Wie die Beiträge, auf die im Folgenden nur unvollständig eingegangen werden kann, deutlich machen, war das Jahrzehnt von Widersprüchen geprägt. In jeder Krise liegt bekanntlich eben auch eine Chance, Niedergang und Aufbruch liegen dicht beieinander. Dem Niedergang der Textilindustrie, den Stephan H. Lindner eindrücklich schildert, entsprach so das Aufkommen neuer Technologien wie der Mikroelektronik.
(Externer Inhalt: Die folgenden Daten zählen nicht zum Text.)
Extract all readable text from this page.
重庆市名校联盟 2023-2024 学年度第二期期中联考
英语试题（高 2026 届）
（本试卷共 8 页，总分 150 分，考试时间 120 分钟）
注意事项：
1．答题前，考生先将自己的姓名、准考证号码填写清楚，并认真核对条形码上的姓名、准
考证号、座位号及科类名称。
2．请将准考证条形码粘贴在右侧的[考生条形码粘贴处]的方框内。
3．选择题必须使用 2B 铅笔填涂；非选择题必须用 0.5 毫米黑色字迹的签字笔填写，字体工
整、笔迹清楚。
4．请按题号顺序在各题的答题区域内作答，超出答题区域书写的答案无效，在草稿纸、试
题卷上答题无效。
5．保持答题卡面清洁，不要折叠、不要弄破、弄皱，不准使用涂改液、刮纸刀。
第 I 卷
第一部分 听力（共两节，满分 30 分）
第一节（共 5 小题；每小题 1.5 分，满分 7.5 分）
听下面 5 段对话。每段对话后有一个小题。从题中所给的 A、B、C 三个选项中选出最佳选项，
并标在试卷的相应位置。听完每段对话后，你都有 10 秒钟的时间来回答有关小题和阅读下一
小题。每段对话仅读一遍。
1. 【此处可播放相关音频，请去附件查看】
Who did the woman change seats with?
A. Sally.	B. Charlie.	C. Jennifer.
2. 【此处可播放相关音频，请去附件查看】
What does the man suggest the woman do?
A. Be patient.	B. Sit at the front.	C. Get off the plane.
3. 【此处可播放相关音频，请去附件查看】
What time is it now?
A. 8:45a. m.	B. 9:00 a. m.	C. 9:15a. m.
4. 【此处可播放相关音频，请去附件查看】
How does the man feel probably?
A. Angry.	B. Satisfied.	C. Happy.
Mit deren Hilfe wiederum vermochte es die westdeutsche Autoindustrie, wie Reinhold Bauer zeigt, die Herausforderungen der Energie- und Absatzkrise anzunehmen, auch wenn sie einen Teil ihrer Weltmarktstellung an Japan abgeben musste. Positive Akzente vermag auch der "Aufbrüche im Alltag" überschriebene Abschnitt zu setzen, so etwa bei der Entwicklung der Erwerbstätigkeit von Frauen (Monika Mattes).
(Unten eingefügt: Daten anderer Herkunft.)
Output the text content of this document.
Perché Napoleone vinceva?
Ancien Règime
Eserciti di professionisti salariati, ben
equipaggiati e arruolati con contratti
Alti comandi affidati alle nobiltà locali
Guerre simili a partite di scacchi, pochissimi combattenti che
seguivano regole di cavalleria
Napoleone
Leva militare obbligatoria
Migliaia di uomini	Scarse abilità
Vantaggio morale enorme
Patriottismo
Vor ganz besonderen Herausforderungen stand freilich der Sozialstaat. Kenntnisreich zeichnen Christoph Boyer und Winfried Süß dessen Ausbau zu einem immer weitere Bereiche umfassenden sozialen Sicherungssystem nach, der von einem breiten Konsens aus Politik und Öffentlichkeit getragen und als Weg zu "mehr sozialer Teilhabe im Zeichen wachsenden Wohlstands" (121) gesehen wurde. Vor dem Hintergrund begrenzter Ressourcen gestaltete sich jegliches Regierungshandeln freilich immer schwieriger, zumal weder die Entscheidungseliten noch die Öffentlichkeit das ganze Ausmaß des Strukturwandels erkannten und weiterhin in den Kategorien "normaler" konjunktureller Schwankungen dachten. Wie aus den Beiträgen von Hartmut Soell und Gabriele Metzler hervorgeht, begann sich in jener Phase auch das staatliche Handeln zu verändern. So zog Helmut Schmidt aus dem Entstehen einer "Globalökonomie" den richtigen Schluss, dass eine Eindämmung der Krisenfolgen nur auf europäischer Ebene und auf den von ihm mitinitiierten Weltwirtschaftsgipfeln möglich sei. Unterdessen lässt sich am Beispiel der Debatte linker und neoliberaler Kommentatoren darüber, ob der "spätkapitalistische" oder sozial überforderte Staat "unregierbar" geworden sei, erkennen, dass - obwohl sich der Staat angesichts der vielfältigen Herausforderungen als "bemerkenswert handlungsfähig" (255) erwies - das Vertrauen in die "Allmacht des Staates" nachließ und allmählich einem "Akteurspluralismus" wich (256).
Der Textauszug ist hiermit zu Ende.